Pre-transfusion phenotype typing in Burkina Faso comprises only the donor’s and the recipient’s A, B and D antigens. Unfortunately, this typing could be insufficient when repeated transfusions are needed, which is the case for children in whom malaria and sickle cell anaemia are one of the main causes of acute anaemia [2]. If there is likely repeated transfusion, phenotyped A, B, O and the five Rhesus antigens D, C, E, c, e as well as for Kell compatible red cells typing are recommended to minimize alloimmunization [3, 4].

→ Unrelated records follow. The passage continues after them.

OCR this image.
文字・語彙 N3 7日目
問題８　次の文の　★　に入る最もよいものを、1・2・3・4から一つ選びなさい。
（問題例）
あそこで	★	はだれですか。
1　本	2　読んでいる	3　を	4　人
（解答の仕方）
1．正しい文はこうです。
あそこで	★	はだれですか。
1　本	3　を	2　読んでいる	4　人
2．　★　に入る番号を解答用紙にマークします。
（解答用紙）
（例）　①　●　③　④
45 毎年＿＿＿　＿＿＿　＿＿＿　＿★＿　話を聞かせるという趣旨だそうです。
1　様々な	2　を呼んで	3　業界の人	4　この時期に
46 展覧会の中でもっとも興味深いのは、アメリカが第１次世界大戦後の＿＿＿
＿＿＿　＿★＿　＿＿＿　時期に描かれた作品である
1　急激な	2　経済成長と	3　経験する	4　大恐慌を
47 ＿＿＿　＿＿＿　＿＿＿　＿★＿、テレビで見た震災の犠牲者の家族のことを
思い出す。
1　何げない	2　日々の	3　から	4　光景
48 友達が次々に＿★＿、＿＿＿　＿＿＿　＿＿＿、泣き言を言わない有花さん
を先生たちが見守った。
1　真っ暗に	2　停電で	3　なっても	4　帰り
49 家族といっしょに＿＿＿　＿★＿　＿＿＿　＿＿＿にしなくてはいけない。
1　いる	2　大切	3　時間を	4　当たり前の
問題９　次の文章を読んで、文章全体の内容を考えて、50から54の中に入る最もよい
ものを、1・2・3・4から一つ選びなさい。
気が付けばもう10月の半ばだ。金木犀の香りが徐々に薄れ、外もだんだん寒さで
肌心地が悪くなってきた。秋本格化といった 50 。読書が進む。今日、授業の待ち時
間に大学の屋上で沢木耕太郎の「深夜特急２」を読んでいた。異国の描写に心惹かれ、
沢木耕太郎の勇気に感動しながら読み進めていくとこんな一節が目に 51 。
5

The objective of this study was to describe the frequency of incompatible blood transfusions concerning the antigens C, E, c, e and Kell in children in Burkina Faso. Our aim was also to estimate the impact of these antigens on alloimmunization occurrence.
METHOD AND DESIGN
Subjects
All transfused children in two paediatric health centres in Ouagadougou, Burkina Faso, were included during a period of 6 months from August 2013 to February 2014.
MATERIALS
Oral informed consent was obtained from the parents. Collected parameters were age, sex and the reason for RBC transfusion. All the data were obtained from the patients ‘medical records. The RBC units were from voluntary blood donors and only the first RBC unit transfused was considered for the study.
PROCEDURES
Recipients’ red cells were obtained by venous puncture and by the pilot tube for the RBC unit. The haemoglobin level was determined using the ABX Pentra 60 Haematology Analyzer (Horiba ABX SAS, Montpellier, France). To determine the frequency of incompatible transfusions, after the transfusion process, a blood group Rh/Kell phenotype was determined for the recipients and the transfused RBC units as well. The antigens RhC, RhE, Rhc, and Rhe were detected with the
conventional tube technique (LISS-Coombs indirect antiglobulin test) and Kell antigen was determined by the Coombs LISS technique of the laboratories DiaMed ® (LISS/Coombs ID- cards). Two weeks after the blood transfusion, the diagnosis of alloimmunization was conducted by indirect antiglobulin test (ID-Card Coombs Anti-IgG). For the antibody screening, we used test cell reagents ID-DiaCell I-II-III and test cell reagent ID-DiaPanel for antibody identification.
ANALYSIS
The data were collected and analyzed through using the Epi info. The statistical test used was the chi-square test; a 95% confidence interval was used in the statistical analysis.
RESULTS
A total of 948 samples (474 recipients and 474 RBC transfusion units) were tested. In the population having been screened, the mean age was 3.5 ± 3.1 years old (range: 6 months - 15 years old). The haemoglobin levels and main indications for transfusion are presented in tables 1 and table 2.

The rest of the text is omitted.